Kein Wunder, dass Petrus hier Wurzel schlagen möchte: mindestens drei Hütten will er bauen,
eine für Jesus, eine für Mose und eine für den Propheten Elia – und vermutlich auch eine für
sich selbst und die anderen Jünger, denn er möchte ja gerade auch dort sein und bleiben, wo
Jesus und die großen Zeugen des Bundes Gottes mit Israel sind. „Herr, hier ist gut sein“, sagt
er. Und während er so redet, bestätigt Gott, was Petrus spürte: aus einer aufziehenden Wolke
ertönen die Worte: „Dies ist mein lieber Sohn, an dem habe ich Wohlgefallen, den sollt ihr
hören.“ Und eben diese Worte sprechen ja genau das aus, was Petrus spürt: dass Gott selbst
an diesem Ort gegenwärtig war. Und er und die anderen Jünger erschrecken angesichts
dieser Erkenntnis, aber Jesus tröstet sie und spricht: Fürchtet euch nicht! Und dann ist diese
Sternstunde schon vorbei. „Als sie aber ihre Augen aufhoben, sahen sie niemanden als Jesus
allein.“ Anschließend gehen sie wieder hinunter von diesem Berg der Erkenntnis mit Jesus,
dem Wanderprediger, dem sie folgen.

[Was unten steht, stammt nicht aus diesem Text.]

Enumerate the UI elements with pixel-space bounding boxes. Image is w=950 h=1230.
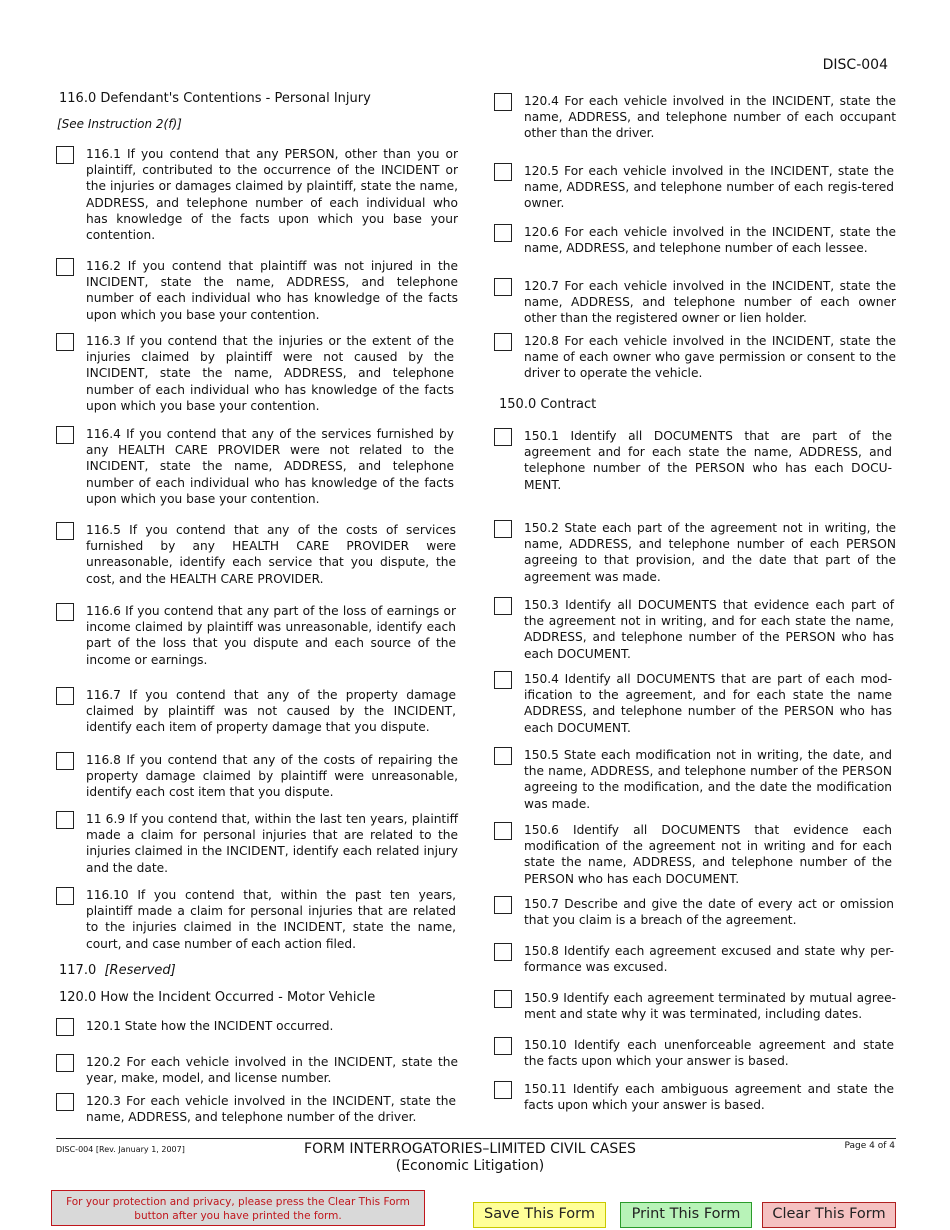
- interrogatory-text: 120.1 State how the INCIDENT occurred.: [86, 1019, 334, 1033]
- checkbox-150-4[interactable]: [494, 671, 512, 689]
- checkbox-120-1[interactable]: [56, 1018, 74, 1036]
- checkbox-116-3[interactable]: [56, 333, 74, 351]
- interrogatory-text: 150.5 State each modification not in writing, the date, and the name, ADDRESS, and telephone number of the PERSON agreeing to the modification, and the date the modification was made.: [524, 748, 892, 811]
- interrogatory-text: 150.8 Identify each agreement excused and state why per-formance was excused.: [524, 944, 894, 975]
- footer-divider: [56, 1138, 896, 1139]
- checkbox-116-5[interactable]: [56, 522, 74, 540]
- section-heading-120: 120.0 How the Incident Occurred - Motor Vehicle: [59, 990, 376, 1005]
- section-heading-116: 116.0 Defendant's Contentions - Personal Injury: [59, 91, 371, 106]
- interrogatory-text: 116.4 If you contend that any of the services furnished by any HEALTH CARE PROVIDER were not related to the INCIDENT, state the name, ADDRESS, and telephone number of each individual who has knowledge of the facts upon which you base your contention.: [86, 427, 454, 506]
- checkbox-116-2[interactable]: [56, 258, 74, 276]
- checkbox-150-1[interactable]: [494, 428, 512, 446]
- checkbox-120-6[interactable]: [494, 224, 512, 242]
- form-title-line2: (Economic Litigation): [395, 1158, 545, 1174]
- checkbox-116-1[interactable]: [56, 146, 74, 164]
- checkbox-150-10[interactable]: [494, 1037, 512, 1055]
- checkbox-150-7[interactable]: [494, 896, 512, 914]
- checkbox-120-5[interactable]: [494, 163, 512, 181]
- checkbox-120-7[interactable]: [494, 278, 512, 296]
- interrogatory-text: 120.6 For each vehicle involved in the INCIDENT, state the name, ADDRESS, and telephone number of each lessee.: [524, 225, 896, 256]
- form-title: [260, 1141, 680, 1175]
- checkbox-150-2[interactable]: [494, 520, 512, 538]
- interrogatory-text: 150.7 Describe and give the date of every act or omission that you claim is a breach of the agreement.: [524, 897, 894, 928]
- section-heading-150: 150.0 Contract: [499, 397, 597, 412]
- interrogatory-text: 116.7 If you contend that any of the property damage claimed by plaintiff was not caused by the INCIDENT, identify each item of property damage that you dispute.: [86, 688, 456, 735]
- interrogatory-text: 120.3 For each vehicle involved in the INCIDENT, state the name, ADDRESS, and telephone number of the driver.: [86, 1094, 456, 1125]
- interrogatory-text: 150.2 State each part of the agreement not in writing, the name, ADDRESS, and telephone number of each PERSON agreeing to that provision, and the date that part of the agreement was made.: [524, 521, 896, 584]
- interrogatory-text: 116.2 If you contend that plaintiff was not injured in the INCIDENT, state the name, ADDRESS, and telephone number of each individual who has knowledge of the facts upon which you base your contention.: [86, 259, 458, 322]
- interrogatory-text: 116.6 If you contend that any part of the loss of earnings or income claimed by plaintiff was unreasonable, identify each part of the loss that you dispute and each source of the income or earnings.: [86, 604, 456, 667]
- interrogatory-text: 150.1 Identify all DOCUMENTS that are part of the agreement and for each state the name, ADDRESS, and telephone number of the PERSON who has each DOCU-MENT.: [524, 429, 892, 492]
- interrogatory-text: 150.4 Identify all DOCUMENTS that are part of each mod-ification to the agreement, and for each state the name ADDRESS, and telephone number of the PERSON who has each DOCUMENT.: [524, 672, 892, 735]
- interrogatory-text: 150.3 Identify all DOCUMENTS that evidence each part of the agreement not in writing, and for each state the name, ADDRESS, and telephone number of the PERSON who has each DOCUMENT.: [524, 598, 894, 661]
- checkbox-150-11[interactable]: [494, 1081, 512, 1099]
- checkbox-120-4[interactable]: [494, 93, 512, 111]
- interrogatory-text: 150.6 Identify all DOCUMENTS that evidence each modification of the agreement not in writing and for each state the name, ADDRESS, and telephone number of the PERSON who has each DOCUMENT.: [524, 823, 892, 886]
- form-revision: DISC-004 [Rev. January 1, 2007]: [56, 1145, 185, 1154]
- checkbox-116-8[interactable]: [56, 752, 74, 770]
- checkbox-150-8[interactable]: [494, 943, 512, 961]
- interrogatory-text: 150.11 Identify each ambiguous agreement and state the facts upon which your answer is based.: [524, 1082, 894, 1113]
- interrogatory-text: 116.8 If you contend that any of the costs of repairing the property damage claimed by plaintiff were unreasonable, identify each cost item that you dispute.: [86, 753, 458, 800]
- checkbox-150-6[interactable]: [494, 822, 512, 840]
- print-form-button[interactable]: Print This Form: [620, 1202, 752, 1228]
- interrogatory-text: 150.10 Identify each unenforceable agreement and state the facts upon which your answer is based.: [524, 1038, 894, 1069]
- page-number: Page 4 of 4: [844, 1141, 895, 1151]
- interrogatory-text: 116.3 If you contend that the injuries or the extent of the injuries claimed by plaintiff were not caused by the INCIDENT, state the name, ADDRESS, and telephone number of each individual who has knowledge of the facts upon which you base your contention.: [86, 334, 454, 413]
- checkbox-116-10[interactable]: [56, 887, 74, 905]
- interrogatory-text: 120.7 For each vehicle involved in the INCIDENT, state the name, ADDRESS, and telephone number of each owner other than the registered owner or lien holder.: [524, 279, 896, 326]
- checkbox-120-2[interactable]: [56, 1054, 74, 1072]
- instruction-116: [See Instruction 2(f)]: [57, 117, 182, 131]
- section-heading-117: [59, 963, 176, 978]
- form-id: DISC-004: [822, 57, 888, 73]
- interrogatory-text: 11 6.9 If you contend that, within the last ten years, plaintiff made a claim for personal injuries that are related to the injuries claimed in the INCIDENT, identify each related injury and the date.: [86, 812, 458, 875]
- save-form-button[interactable]: Save This Form: [473, 1202, 606, 1228]
- checkbox-120-3[interactable]: [56, 1093, 74, 1111]
- form-title-line1: FORM INTERROGATORIES–LIMITED CIVIL CASES: [304, 1141, 636, 1157]
- checkbox-116-6[interactable]: [56, 603, 74, 621]
- checkbox-116-9[interactable]: [56, 811, 74, 829]
- interrogatory-text: 120.5 For each vehicle involved in the INCIDENT, state the name, ADDRESS, and telephone number of each regis-tered owner.: [524, 164, 894, 211]
- section-number-117: 117.0: [59, 963, 97, 978]
- clear-form-button[interactable]: Clear This Form: [762, 1202, 896, 1228]
- interrogatory-text: 120.8 For each vehicle involved in the INCIDENT, state the name of each owner who gave permission or consent to the driver to operate the vehicle.: [524, 334, 896, 381]
- reserved-label: [Reserved]: [104, 963, 176, 978]
- interrogatory-text: 150.9 Identify each agreement terminated by mutual agree-ment and state why it was terminated, including dates.: [524, 991, 896, 1022]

Und alles ist wie immer: Keine göttliche Stimme, keine
leuchtenden Kleider, keine Propheten. Das Bergerlebnis ist zu Ende, der Alltag ist wieder da.
Ich hoffe, Sie kennen auch solche Bergerlebnisse des Glaubens: Situationen im Leben, in
denen Sie sich Gott ganz nahe gefühlt haben, Situationen, in denen Sie sich ihres Glaubens
ganz gewiss waren. Sie können sich in einem Gottesdienst ereignet haben, im Hören einer
Predigt, im Singen einer Liedstrophe oder in einer besonderen Begegnung. Manche fühlen
sich auch in der Stille und Ursprünglichkeit der Natur Gott besonders nah, und für wieder
andere sind die Treffen mit vielen anderen Christinnen und Christen und die dabei
empfundene Gemeinschaft im Glauben solche Bergerlebnisse.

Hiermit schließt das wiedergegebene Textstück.